Kehidupan sosial di Internet sama halnya dengan "pasar" opini dan hiburan yang ramai. Seperti pertokoan di pusat perbelanjaan, berbagai aplikasi -- seperti Facebook, Instagram, atau TikTok -- menjanjikan untuk memenuhi rasa lapar kita yang tak terpuaskan akan lebih banyak informasi, inspirasi, atau hiburan. Setiap aplikasi memiliki cita rasanya sendiri, tetapi semuanya memiliki komponen inti yang membuatnya berfungsi, yaitu "algoritma."

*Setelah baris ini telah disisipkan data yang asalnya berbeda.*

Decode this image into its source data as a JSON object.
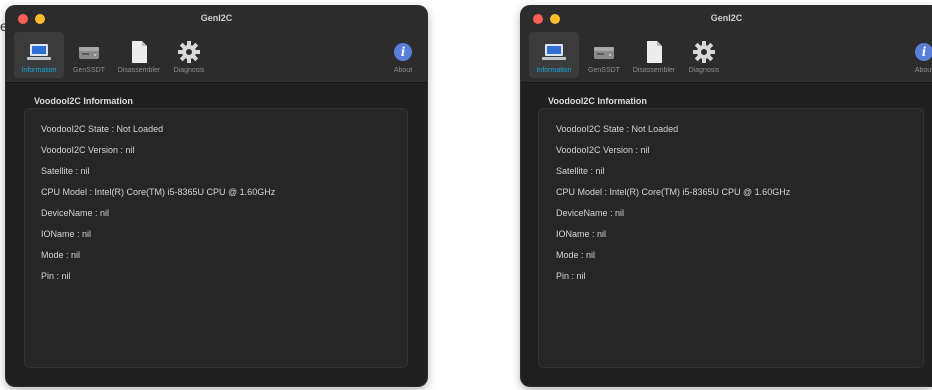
{
  "stray_text": "er",
  "window": {
    "title": "GenI2C",
    "toolbar": [
      {
        "label": "Information",
        "icon": "laptop-icon",
        "active": true
      },
      {
        "label": "GenSSDT",
        "icon": "drive-icon",
        "active": false
      },
      {
        "label": "Disassembler",
        "icon": "document-icon",
        "active": false
      },
      {
        "label": "Diagnosis",
        "icon": "gear-icon",
        "active": false
      }
    ],
    "about_label": "About",
    "section_title": "VoodooI2C Information",
    "info_rows": [
      "VoodooI2C State : Not Loaded",
      "VoodooI2C Version : nil",
      "Satellite : nil",
      "CPU Model : Intel(R) Core(TM) i5-8365U CPU @ 1.60GHz",
      "DeviceName : nil",
      "IOName : nil",
      "Mode : nil",
      "Pin : nil"
    ]
  },
  "colors": {
    "accent": "#16a6d8",
    "window_bg": "#1f1f1f",
    "titlebar_bg": "#2c2c2c",
    "close": "#ff5f57",
    "minimize": "#febc2e",
    "about_icon": "#5a7fd8"
  }
}
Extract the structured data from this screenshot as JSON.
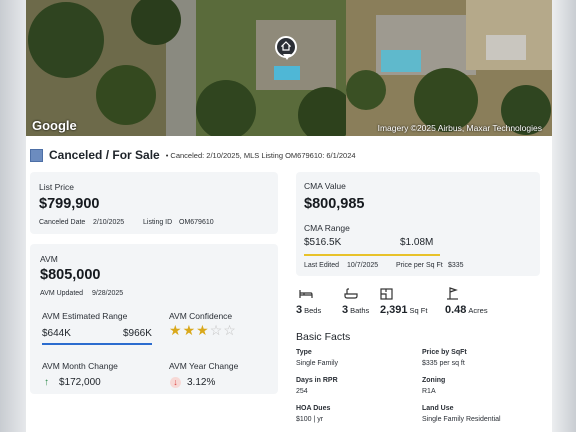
{
  "map": {
    "logo": "Google",
    "attribution": "Imagery ©2025 Airbus, Maxar Technologies"
  },
  "status": {
    "label": "Canceled / For Sale",
    "detail": "• Canceled: 2/10/2025, MLS Listing OM679610: 6/1/2024",
    "color": "#6c8cbf"
  },
  "list_price": {
    "label": "List Price",
    "value": "$799,900",
    "canceled_label": "Canceled Date",
    "canceled_date": "2/10/2025",
    "listing_label": "Listing ID",
    "listing_id": "OM679610"
  },
  "avm": {
    "label": "AVM",
    "value": "$805,000",
    "updated_label": "AVM Updated",
    "updated_date": "9/28/2025",
    "range_label": "AVM Estimated Range",
    "range_low": "$644K",
    "range_high": "$966K",
    "confidence_label": "AVM Confidence",
    "confidence_stars": 3,
    "confidence_max": 5,
    "month_change_label": "AVM Month Change",
    "month_change": "$172,000",
    "year_change_label": "AVM Year Change",
    "year_change": "3.12%"
  },
  "cma": {
    "label": "CMA Value",
    "value": "$800,985",
    "range_label": "CMA Range",
    "range_low": "$516.5K",
    "range_high": "$1.08M",
    "last_edited_label": "Last Edited",
    "last_edited": "10/7/2025",
    "price_sqft_label": "Price per Sq Ft",
    "price_sqft": "$335"
  },
  "features": {
    "beds": "3",
    "beds_unit": "Beds",
    "baths": "3",
    "baths_unit": "Baths",
    "sqft": "2,391",
    "sqft_unit": "Sq Ft",
    "acres": "0.48",
    "acres_unit": "Acres"
  },
  "basic_facts": {
    "title": "Basic Facts",
    "items": [
      {
        "key": "Type",
        "value": "Single Family"
      },
      {
        "key": "Price by SqFt",
        "value": "$335 per sq ft"
      },
      {
        "key": "Days in RPR",
        "value": "254"
      },
      {
        "key": "Zoning",
        "value": "R1A"
      },
      {
        "key": "HOA Dues",
        "value": "$100 | yr"
      },
      {
        "key": "Land Use",
        "value": "Single Family Residential"
      }
    ]
  }
}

Apa pun platform media sosialnya, algoritma yang menentukan hal yang Anda lihat di halaman "feed" Anda. Algoritma itu dirancang untuk memberikan konten yang membuat Anda tetap memperhatikan dan membuat Anda terus menggulir pada platform itu, bukan beralih pada aplikasi atau platform lain. Alasan algoritma direkayasa adalah meraih perhatian Anda sebanyak mungkin. Namun, pada akhirnya, semakin lama aplikasi media sosial menarik perhatian pengguna, semakin banyak keterlibatan yang dibuatnya, semakin banyak ia mempelajari penggunanya, dan semakin bernilai peluang iklannya.
Mengapa Algoritma Terasa Menyeramkan?
The Wall Street Journal baru-baru ini menerbitkan sebuah video yang menyelidiki cara TikTok, platform media sosial dengan salah satu algoritma paling canggih, dapat mendeteksi keinginan terdalam kita. The Journal membuat sejumlah akun "palsu" yang dijalankan oleh kecerdasan buatan, yang diprogram untuk memiliki kepentingan tertentu.

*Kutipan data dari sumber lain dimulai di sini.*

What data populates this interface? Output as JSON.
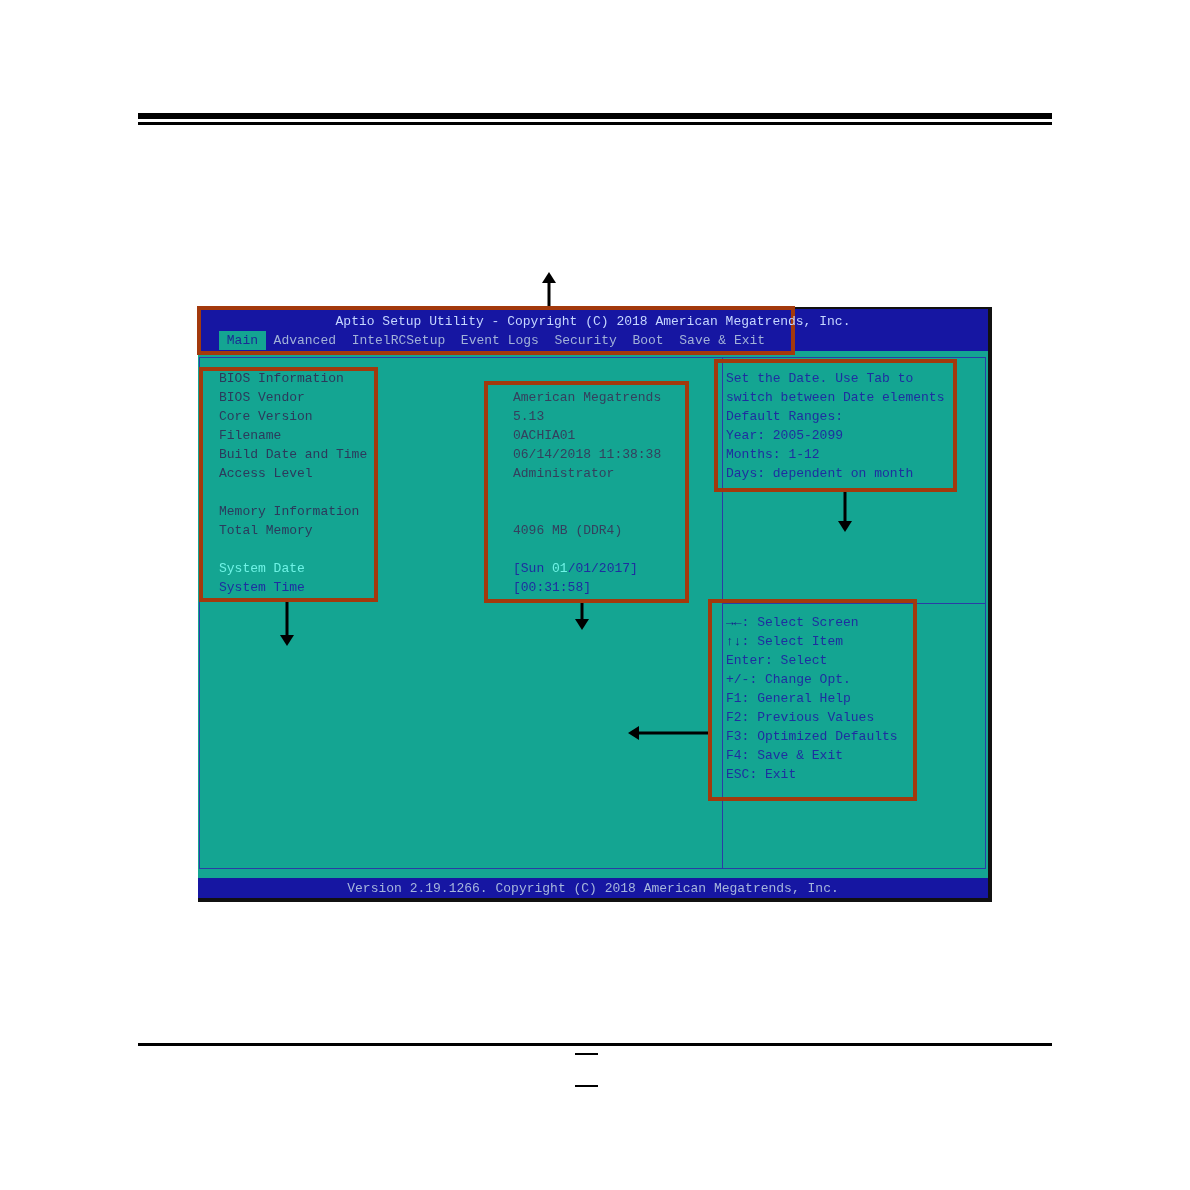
{
  "window": {
    "title": "Aptio Setup Utility - Copyright (C) 2018 American Megatrends, Inc."
  },
  "tabs": [
    {
      "label": "Main",
      "selected": true
    },
    {
      "label": "Advanced",
      "selected": false
    },
    {
      "label": "IntelRCSetup",
      "selected": false
    },
    {
      "label": "Event Logs",
      "selected": false
    },
    {
      "label": "Security",
      "selected": false
    },
    {
      "label": "Boot",
      "selected": false
    },
    {
      "label": "Save & Exit",
      "selected": false
    }
  ],
  "sections": [
    {
      "rows": [
        {
          "kind": "heading",
          "label": "BIOS Information",
          "selected": false
        },
        {
          "kind": "info",
          "label": "BIOS Vendor",
          "value": "American Megatrends",
          "selected": false
        },
        {
          "kind": "info",
          "label": "Core Version",
          "value": "5.13",
          "selected": false
        },
        {
          "kind": "info",
          "label": "Filename",
          "value": "0ACHIA01",
          "selected": false
        },
        {
          "kind": "info",
          "label": "Build Date and Time",
          "value": "06/14/2018 11:38:38",
          "selected": false
        },
        {
          "kind": "info",
          "label": "Access Level",
          "value": "Administrator",
          "selected": false
        }
      ]
    },
    {
      "rows": [
        {
          "kind": "heading",
          "label": "Memory Information",
          "selected": false
        },
        {
          "kind": "info",
          "label": "Total Memory",
          "value": "4096 MB (DDR4)",
          "selected": false
        }
      ]
    },
    {
      "rows": [
        {
          "kind": "field",
          "label": "System Date",
          "selected": true,
          "value_parts": [
            {
              "text": "[Sun ",
              "selected": false
            },
            {
              "text": "01",
              "selected": true
            },
            {
              "text": "/01/2017]",
              "selected": false
            }
          ]
        },
        {
          "kind": "field",
          "label": "System Time",
          "selected": false,
          "value_parts": [
            {
              "text": "[00:31:58]",
              "selected": false
            }
          ]
        }
      ]
    }
  ],
  "help": {
    "lines": [
      "Set the Date. Use Tab to",
      "switch between Date elements",
      "Default Ranges:",
      "Year: 2005-2099",
      "Months: 1-12",
      "Days: dependent on month"
    ]
  },
  "key_hints": [
    "**→←**: Select Screen",
    "**↑↓**: Select Item",
    "Enter: Select",
    "+/-: Change Opt.",
    "F1: General Help",
    "F2: Previous Values",
    "F3: Optimized Defaults",
    "F4: Save & Exit",
    "ESC: Exit"
  ],
  "status_bar": {
    "text": "Version 2.19.1266. Copyright (C) 2018 American Megatrends, Inc."
  },
  "annotations": [
    {
      "kind": "frame"
    },
    {
      "kind": "frame"
    },
    {
      "kind": "frame"
    },
    {
      "kind": "frame"
    },
    {
      "kind": "frame"
    },
    {
      "kind": "arrow"
    },
    {
      "kind": "arrow"
    },
    {
      "kind": "arrow"
    },
    {
      "kind": "arrow"
    },
    {
      "kind": "arrow"
    }
  ]
}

Salah satunya, contoh akun yang dirancang untuk tertarik pada konten sedih dan membawa depresi. TikTok hanya membutuhkan waktu 36 menit durasi menonton untuk mengenali minat akun tersebut. Dengan mengamati tindakan menarik yang dilakukan oleh akun palsu -- setiap video yang ditonton dan disukai -- tidak butuh waktu lama untuk menjadikan 93 persen konten yang disajikan TikTok pada akun tersebut terkait dengan depresi atau kesedihan.
Dalam contoh ini (yang sayangnya cukup umum), pengguna yang depresi dapat didorong lebih jauh ke dalam depresi. Sebab, algoritma lebih mementingkan menjaga minat pengguna daripada mengurangi pikiran depresi. Algoritma tidak tertarik membantu untuk menyembuhkan kita atau menjadi lebih baik. Mereka lebih dari senang mengetahui dengan tepat bagaimana kita hancur dan konten apa yang mungkin tidak dapat ditolak oleh diri kita yang sudah rusak.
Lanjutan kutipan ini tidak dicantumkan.